This record level of borrowing highlights the increasing financial difficulty of buying a first home.

The average first-time buyer now has an income of £35,000 and borrows £115,499.

Rapidly rising house prices meant that in December 2006 only 41% of first-time buyers were able to buy below the stamp duty threshold of £125,000.

"The monthly figures clearly show the cumulative effects of the gradual worsening in affordability for first-time buyers - and the ever-rising proportion of them who are caught by stamp duty," said the CML's director general Michael Coogan.

Property prices have risen twice as fast as incomes in the past decade, forcing borrowers to take out loans that are increasingly large as a proportion of their incomes.

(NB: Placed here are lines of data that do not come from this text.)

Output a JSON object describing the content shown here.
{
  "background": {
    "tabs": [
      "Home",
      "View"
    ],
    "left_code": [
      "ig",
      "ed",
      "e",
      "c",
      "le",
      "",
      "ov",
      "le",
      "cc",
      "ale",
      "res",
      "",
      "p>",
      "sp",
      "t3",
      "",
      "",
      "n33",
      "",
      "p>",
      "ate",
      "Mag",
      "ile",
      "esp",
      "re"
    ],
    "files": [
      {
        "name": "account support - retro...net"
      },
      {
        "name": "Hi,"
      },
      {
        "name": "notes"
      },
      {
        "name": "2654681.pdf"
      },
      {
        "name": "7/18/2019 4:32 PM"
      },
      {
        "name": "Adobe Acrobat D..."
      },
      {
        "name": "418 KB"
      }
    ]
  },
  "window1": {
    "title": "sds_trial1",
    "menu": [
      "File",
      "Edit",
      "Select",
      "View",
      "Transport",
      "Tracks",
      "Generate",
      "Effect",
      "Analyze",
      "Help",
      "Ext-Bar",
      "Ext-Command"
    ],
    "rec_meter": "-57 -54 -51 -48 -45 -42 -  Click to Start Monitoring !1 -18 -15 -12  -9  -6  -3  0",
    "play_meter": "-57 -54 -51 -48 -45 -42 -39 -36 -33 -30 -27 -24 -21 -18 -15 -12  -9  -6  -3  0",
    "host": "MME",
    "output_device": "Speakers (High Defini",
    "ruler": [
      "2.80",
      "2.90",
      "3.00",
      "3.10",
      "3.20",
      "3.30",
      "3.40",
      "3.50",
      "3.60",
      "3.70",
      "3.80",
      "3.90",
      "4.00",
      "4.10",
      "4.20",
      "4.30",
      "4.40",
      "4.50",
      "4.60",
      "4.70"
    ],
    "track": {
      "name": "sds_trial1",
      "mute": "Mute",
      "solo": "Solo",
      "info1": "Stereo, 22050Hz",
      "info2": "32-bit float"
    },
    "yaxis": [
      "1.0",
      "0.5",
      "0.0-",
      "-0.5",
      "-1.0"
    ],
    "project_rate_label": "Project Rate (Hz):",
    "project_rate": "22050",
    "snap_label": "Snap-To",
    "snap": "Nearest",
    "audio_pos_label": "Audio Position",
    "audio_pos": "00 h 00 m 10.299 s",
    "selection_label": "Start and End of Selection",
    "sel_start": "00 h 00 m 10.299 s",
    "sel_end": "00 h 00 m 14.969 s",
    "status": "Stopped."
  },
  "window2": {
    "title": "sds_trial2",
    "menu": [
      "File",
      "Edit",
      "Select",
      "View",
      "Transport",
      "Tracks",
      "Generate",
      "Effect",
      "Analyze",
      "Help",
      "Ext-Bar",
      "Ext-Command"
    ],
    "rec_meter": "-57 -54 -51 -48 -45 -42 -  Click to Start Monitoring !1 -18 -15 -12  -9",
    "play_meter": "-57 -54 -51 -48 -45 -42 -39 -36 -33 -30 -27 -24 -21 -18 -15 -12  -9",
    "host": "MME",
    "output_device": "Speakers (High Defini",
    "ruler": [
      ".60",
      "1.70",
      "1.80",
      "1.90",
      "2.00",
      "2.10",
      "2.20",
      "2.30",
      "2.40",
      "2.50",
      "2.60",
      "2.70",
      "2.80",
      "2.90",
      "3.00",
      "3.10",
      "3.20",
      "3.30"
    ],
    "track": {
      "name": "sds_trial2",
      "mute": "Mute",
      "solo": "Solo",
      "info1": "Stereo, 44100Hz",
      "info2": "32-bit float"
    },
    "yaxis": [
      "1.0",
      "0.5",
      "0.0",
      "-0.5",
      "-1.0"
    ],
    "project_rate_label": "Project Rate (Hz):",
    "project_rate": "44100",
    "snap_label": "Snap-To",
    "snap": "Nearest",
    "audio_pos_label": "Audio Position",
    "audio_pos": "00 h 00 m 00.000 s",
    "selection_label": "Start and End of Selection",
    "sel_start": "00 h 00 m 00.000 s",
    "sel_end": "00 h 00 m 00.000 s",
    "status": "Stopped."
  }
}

In 2006, the typical first-timer borrowed a mortgage that was only 2.36 times his or her annual income.

Ladder intact

Despite this ratcheting-up of the cost of buying a home, first-timers have not been driven out of the property market.

They accounted for 36% of all new home loans in 2006, up slightly from 35% in 2005, though still well down on the 50% level seen during the 1990s.

One reason the housing "ladder" has not collapsed under the weight of record house prices is that for many years, interest rates have been at relatively low levels, making it easier for people to borrow large amounts of money.

For the same reason, lenders have increasingly relaxed their lending criteria, being prepared to lend larger sums of money than was once the case - in some instances, up to five times a borrower's income.

Also, the CML statistics do not tell the whole story.

A large minority of those classified as first-time buyers are, in fact, people who have bought before, but have been out of the property-owning market while living in rented accommodation.

In some cases, they will have been able to put down a significant sum of money as a deposit when deciding to buy a property again.